Deep learning has excelled in single-image super-resolution (SISR) applications, yet the lack of interpretability in most deep learning-based SR networks hinders their applicability, especially in fields like medical imaging that require transparent computation. To address these problems, we present an interpretable frequency division SR network that operates in the image frequency domain. It comprises a frequency division module and a step-wise reconstruction method, which divides the image into different frequencies and performs reconstruction accordingly.

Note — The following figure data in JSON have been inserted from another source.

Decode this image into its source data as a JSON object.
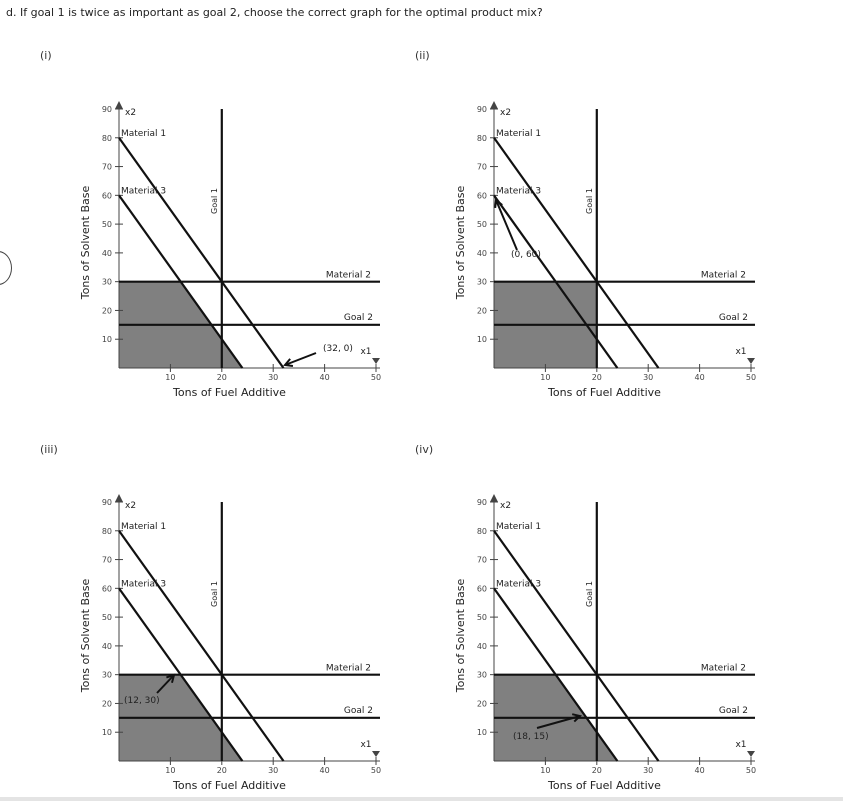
{
  "question": "d. If goal 1 is twice as important as goal 2, choose the correct graph for the optimal product mix?",
  "options": [
    "(i)",
    "(ii)",
    "(iii)",
    "(iv)"
  ],
  "chart_data": [
    {
      "type": "line",
      "option": "(i)",
      "xlabel": "Tons of Fuel Additive",
      "ylabel": "Tons of Solvent Base",
      "x_axis_name": "x1",
      "y_axis_name": "x2",
      "xlim": [
        0,
        50
      ],
      "ylim": [
        0,
        90
      ],
      "xticks": [
        10,
        20,
        30,
        40,
        50
      ],
      "yticks": [
        10,
        20,
        30,
        40,
        50,
        60,
        70,
        80,
        90
      ],
      "series": [
        {
          "name": "Material 1",
          "points": [
            [
              0,
              80
            ],
            [
              32,
              0
            ]
          ]
        },
        {
          "name": "Material 3",
          "points": [
            [
              0,
              60
            ],
            [
              24,
              0
            ]
          ]
        },
        {
          "name": "Material 2",
          "points": [
            [
              0,
              30
            ],
            [
              50,
              30
            ]
          ]
        },
        {
          "name": "Goal 2",
          "points": [
            [
              0,
              15
            ],
            [
              50,
              15
            ]
          ]
        },
        {
          "name": "Goal 1",
          "points": [
            [
              20,
              0
            ],
            [
              20,
              90
            ]
          ]
        }
      ],
      "shaded_region": [
        [
          0,
          0
        ],
        [
          0,
          30
        ],
        [
          12,
          30
        ],
        [
          24,
          0
        ]
      ],
      "annotation": {
        "text": "(32, 0)",
        "point": [
          32,
          0
        ]
      }
    },
    {
      "type": "line",
      "option": "(ii)",
      "xlabel": "Tons of Fuel Additive",
      "ylabel": "Tons of Solvent Base",
      "x_axis_name": "x1",
      "y_axis_name": "x2",
      "xlim": [
        0,
        50
      ],
      "ylim": [
        0,
        90
      ],
      "xticks": [
        10,
        20,
        30,
        40,
        50
      ],
      "yticks": [
        10,
        20,
        30,
        40,
        50,
        60,
        70,
        80,
        90
      ],
      "series": [
        {
          "name": "Material 1",
          "points": [
            [
              0,
              80
            ],
            [
              32,
              0
            ]
          ]
        },
        {
          "name": "Material 3",
          "points": [
            [
              0,
              60
            ],
            [
              24,
              0
            ]
          ]
        },
        {
          "name": "Material 2",
          "points": [
            [
              0,
              30
            ],
            [
              50,
              30
            ]
          ]
        },
        {
          "name": "Goal 2",
          "points": [
            [
              0,
              15
            ],
            [
              50,
              15
            ]
          ]
        },
        {
          "name": "Goal 1",
          "points": [
            [
              20,
              0
            ],
            [
              20,
              90
            ]
          ]
        }
      ],
      "shaded_region": [
        [
          0,
          0
        ],
        [
          0,
          30
        ],
        [
          20,
          30
        ],
        [
          20,
          0
        ]
      ],
      "annotation": {
        "text": "(0, 60)",
        "point": [
          0,
          60
        ]
      }
    },
    {
      "type": "line",
      "option": "(iii)",
      "xlabel": "Tons of Fuel Additive",
      "ylabel": "Tons of Solvent Base",
      "x_axis_name": "x1",
      "y_axis_name": "x2",
      "xlim": [
        0,
        50
      ],
      "ylim": [
        0,
        90
      ],
      "xticks": [
        10,
        20,
        30,
        40,
        50
      ],
      "yticks": [
        10,
        20,
        30,
        40,
        50,
        60,
        70,
        80,
        90
      ],
      "series": [
        {
          "name": "Material 1",
          "points": [
            [
              0,
              80
            ],
            [
              32,
              0
            ]
          ]
        },
        {
          "name": "Material 3",
          "points": [
            [
              0,
              60
            ],
            [
              24,
              0
            ]
          ]
        },
        {
          "name": "Material 2",
          "points": [
            [
              0,
              30
            ],
            [
              50,
              30
            ]
          ]
        },
        {
          "name": "Goal 2",
          "points": [
            [
              0,
              15
            ],
            [
              50,
              15
            ]
          ]
        },
        {
          "name": "Goal 1",
          "points": [
            [
              20,
              0
            ],
            [
              20,
              90
            ]
          ]
        }
      ],
      "shaded_region": [
        [
          0,
          0
        ],
        [
          0,
          30
        ],
        [
          12,
          30
        ],
        [
          24,
          0
        ]
      ],
      "annotation": {
        "text": "(12, 30)",
        "point": [
          12,
          30
        ]
      }
    },
    {
      "type": "line",
      "option": "(iv)",
      "xlabel": "Tons of Fuel Additive",
      "ylabel": "Tons of Solvent Base",
      "x_axis_name": "x1",
      "y_axis_name": "x2",
      "xlim": [
        0,
        50
      ],
      "ylim": [
        0,
        90
      ],
      "xticks": [
        10,
        20,
        30,
        40,
        50
      ],
      "yticks": [
        10,
        20,
        30,
        40,
        50,
        60,
        70,
        80,
        90
      ],
      "series": [
        {
          "name": "Material 1",
          "points": [
            [
              0,
              80
            ],
            [
              32,
              0
            ]
          ]
        },
        {
          "name": "Material 3",
          "points": [
            [
              0,
              60
            ],
            [
              24,
              0
            ]
          ]
        },
        {
          "name": "Material 2",
          "points": [
            [
              0,
              30
            ],
            [
              50,
              30
            ]
          ]
        },
        {
          "name": "Goal 2",
          "points": [
            [
              0,
              15
            ],
            [
              50,
              15
            ]
          ]
        },
        {
          "name": "Goal 1",
          "points": [
            [
              20,
              0
            ],
            [
              20,
              90
            ]
          ]
        }
      ],
      "shaded_region": [
        [
          0,
          0
        ],
        [
          0,
          30
        ],
        [
          12,
          30
        ],
        [
          24,
          0
        ]
      ],
      "annotation": {
        "text": "(18, 15)",
        "point": [
          18,
          15
        ]
      }
    }
  ],
  "colors": {
    "shade": "#808080",
    "line": "#111111",
    "axis": "#444444"
  }
}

We develop a frequency division loss function to ensure that each reconstruction module (ReM) operates solely at one image frequency. These methods establish an interpretable framework for SR networks, visualizing the image reconstruction process and reducing the black box nature of SR networks. Additionally, we revisited the subpixel layer upsampling process by deriving its inverse process and designing a displacement generation module. This interpretable upsampling process incorporates subpixel information and is similar to pre-upsampling frameworks. Furthermore, we develop a new ReM based on interpretable Hessian attention to enhance network performance. Extensive experiments demonstrate that our network, without the frequency division loss, outperforms state-of-the-art methods qualitatively and quantitatively. The inclusion of the frequency division loss enhances the network's interpretability and robustness, and only slightly decreases the PSNR and SSIM metrics by an average of 0.48 dB and 0.0049, respectively.
深度学习在单图像超分辨率(SISR)应用中表现出色,但大多数基于深度学习的超分辨率网络缺乏可解释性,这阻碍了它们的适用性,尤其是在医学成像等需要透明计算的领域。为了解决这些问题,我们提出了一种在图像频域中运行的可解释频分超分辨率网络。它由一个频分模块和一种逐步重建方法组成,该方法将图像划分为不同频率并相应地进行重建。我们开发了一种频分损失函数,以确保每个重建模块(ReM)仅在一个图像频率上运行。这些方法为超分辨率网络建立了一个可解释的框架,可视化图像重建过程并减少超分辨率网络的黑箱性质。此外,我们通过推导其逆过程并设计一个位移生成模块,重新审视了子像素层上采样过程。这种可解释的上采样过程结合了子像素信息,并且类似于预上采样框架。此外,我们基于可解释的黑塞矩阵注意力开发了一种新的ReM,以提高网络性能。大量实验表明,我们的网络在没有频分损失的情况下,在定性和定量方面都优于现有方法。包含频分损失增强了网络的可解释性和鲁棒性,并且仅使PSNR和SSIM指标分别平均略微降低0.48 dB和0.0049。